5. Nicola Grassi, Sant'Antonio eremita con un martire. Jesenice, Museo.


Anche la tela sagomata raffigurante Sant'Antonio eremita e un martire (fig.5) è resa con un colorismo brillante e arioso, con un tocco fluido, a strappi. Notevole è la testa di sant'Antonio, costruita con pochi colpi di pennello, con un sintetismo lessicale degno di un grande maestro. Le opere testé riemerse a Jesenice recano una notevole addizione al corpus di Nicola Grassi e al ventaglio della sua epica stilistica.
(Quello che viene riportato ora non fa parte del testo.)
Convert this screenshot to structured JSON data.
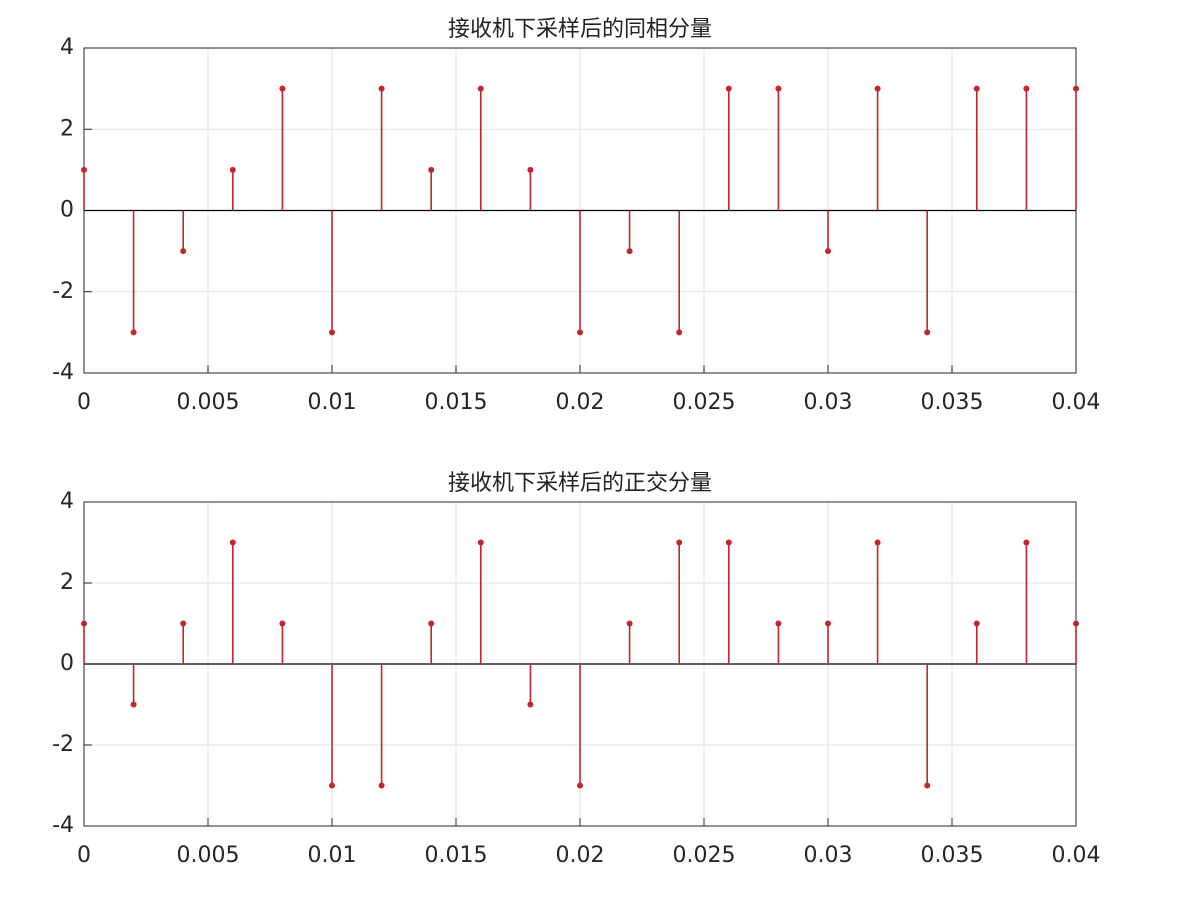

E certificano come il pittore, eludendo la delicata e descrittiva frivolezza dell'Arcadia, sapesse corrispondere alle attese corali dei fedeli con un gettito fantastico istintivo e con prelievi di succhi vitali dalla tradizione alpina. L'esegesi  critica del dottor Serbelij è condotta con metodo sicuro e puntuale, tanto da non lasciare molto spazio a ulteriori riflessioni.

 

7. Nicola Grassi, Giacobbe che si accomiata da Labano, particolare. Collezione privata.

 

Ibis. Nicola Grassi, Giacobbe che si accomiata da Labano. Collezione privata.
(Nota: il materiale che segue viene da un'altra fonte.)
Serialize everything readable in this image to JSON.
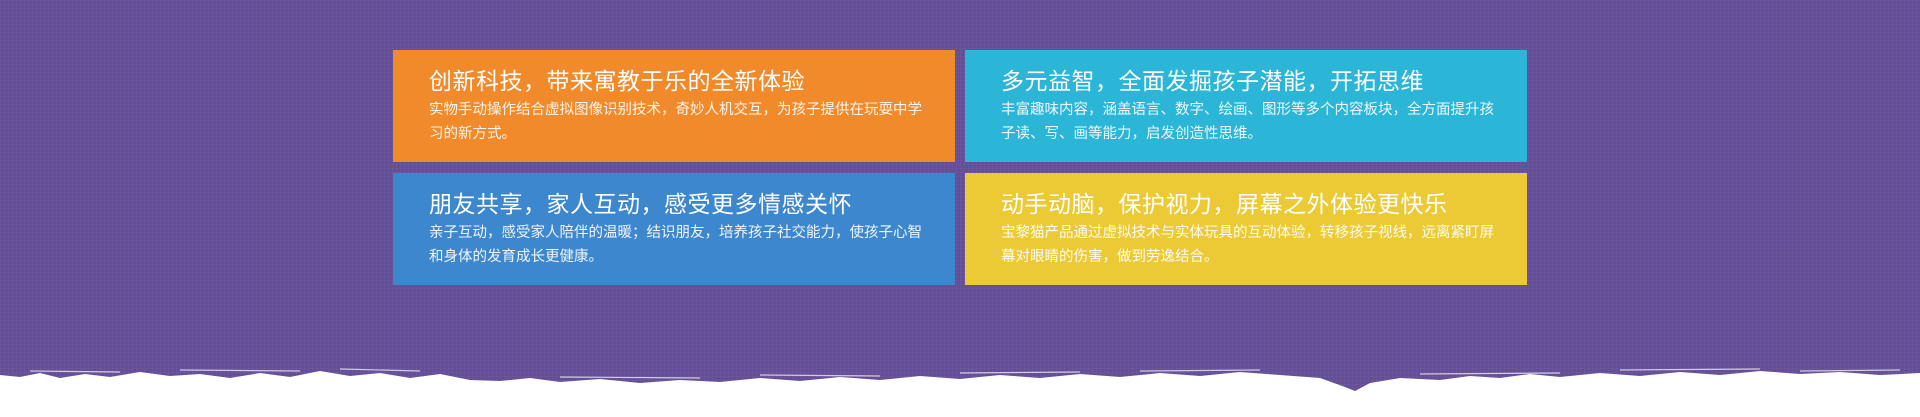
{
  "colors": {
    "background": "#644e97",
    "orange": "#f18a2b",
    "cyan": "#2bb5d6",
    "blue": "#3d87ce",
    "yellow": "#ecca36",
    "torn_edge": "#ffffff"
  },
  "cards": [
    {
      "title": "创新科技，带来寓教于乐的全新体验",
      "description": "实物手动操作结合虚拟图像识别技术，奇妙人机交互，为孩子提供在玩耍中学习的新方式。"
    },
    {
      "title": "多元益智，全面发掘孩子潜能，开拓思维",
      "description": "丰富趣味内容，涵盖语言、数字、绘画、图形等多个内容板块，全方面提升孩子读、写、画等能力，启发创造性思维。"
    },
    {
      "title": "朋友共享，家人互动，感受更多情感关怀",
      "description": "亲子互动，感受家人陪伴的温暖；结识朋友，培养孩子社交能力，使孩子心智和身体的发育成长更健康。"
    },
    {
      "title": "动手动脑，保护视力，屏幕之外体验更快乐",
      "description": "宝黎猫产品通过虚拟技术与实体玩具的互动体验，转移孩子视线，远离紧盯屏幕对眼睛的伤害，做到劳逸结合。"
    }
  ]
}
Dopo questa lunga introduzione, sono lieto di presentare due cospicui inediti di Nicola. Il primo raffigura Giacobbe che si accomiata da Labano (collezione privata) (fig. 7), tema biblico che Grassi ha trattato più volte, qui forse in una delle prime versioni: lo accertano le tinte rossigne, di estrazione piazzettesca, pausate dallo stillare dei bianchi, rimessi in circuito dal Ricci e dal Pellegrini: utili confronti si possono fare col  Lot e le figlie  dei Musei di Udine e con le due tele della collezione Ciceri di Tricesimo. L'orditura del quadro ha il suo asse portante nella figura di Labano, verso cui convergono le diagonali della gabbia grafica, in un nitore di scansioni volumetriche. La naturalezza delle tipologie, la semplicità dei gesti e il dosaggio meditato dei colori, acquisiscono credibilità e valenza realistica alla scena, che sembra mutuata dalla regione d'origine, l'amatissima Carnia. È il profumo di bosco e l'atmosfera casalinga che costituiscono il segreto della validità del linguaggio del Grassi, carico di risonanze umane e di sollecitazioni interiori e ben lontano dal rococò epidermico e caramelloso di moda.
Quest'opera, anche per le misure e per il fare bozzettistico (terre d'ombra, con sfarfallio di bianchi, preziose velature e raffinate modulazioni chiaroscurali) è uno degli esiti più suggestivi e commoventi del pittore Nicola, da situare verso il 1720-25.

 

8. Nicola Grassi, Paride. Udine, collezione privata.

 

 

Infine, presento una inconsueta e rara opera di Nicola Grassi, raffigurante Paride (Udine, collezione privata) (fig.8), che, nelle vesti di pastore, è in procinto di offrire la mela della vittoria a Anfitrite, o Venere, fuori quadro. Non sono molte le tele del pittore carnico con soggetto mitologico. Ciò avvantaggia largamente questo dipinto, per altro notevole anche sul piano qualitativo.

 

9. Nicola Grassi, Paride. Ubicazione ignota.

 

In verità, il Grassi ha trattato lo stesso tema in un quadro già nella raccolta Calligaris di Terzo di Aquileia (fig. 9), ma con una impostazione in diagonale piuttosto manierata e il volto un po' lezioso.
Nel nostro caso, la figura, calibrata perfettamente nello spazio, si erge di tre quarti, leggermente spostata rispetto all'asse mediano. La tornitura plastica è evidenziata dalle pulsazioni della luce, che vibra nella veste bianca, scivola nell'epidermide rosata e si spegne nei riccioli biondi.
In possesso di una consumata abilità tecnica (la pennellata è lieve e impalpabile o fluida e sfrangiata), il Grassi costruisce il personaggio mitologico con grande felicità, con una grazia quasi correggesca. La tavolozza è francescana, ridotta al minimo. Eppure Nicola ne cava tutta una gamma di notazioni musicali, di preziosità timbriche, di valenze di contrappunto.
Questo raro Paride, da situare verso il 1740, reca un notevole contributo alla ricostruzione dell'iter figurativo del Grassi, qui in uno dei suoi momenti magici.
 

 

Aldo Rizzi

 

 

 

P.S.: Nel testo corrente sono state omesse, per questioni di spazio, le note dell'autore.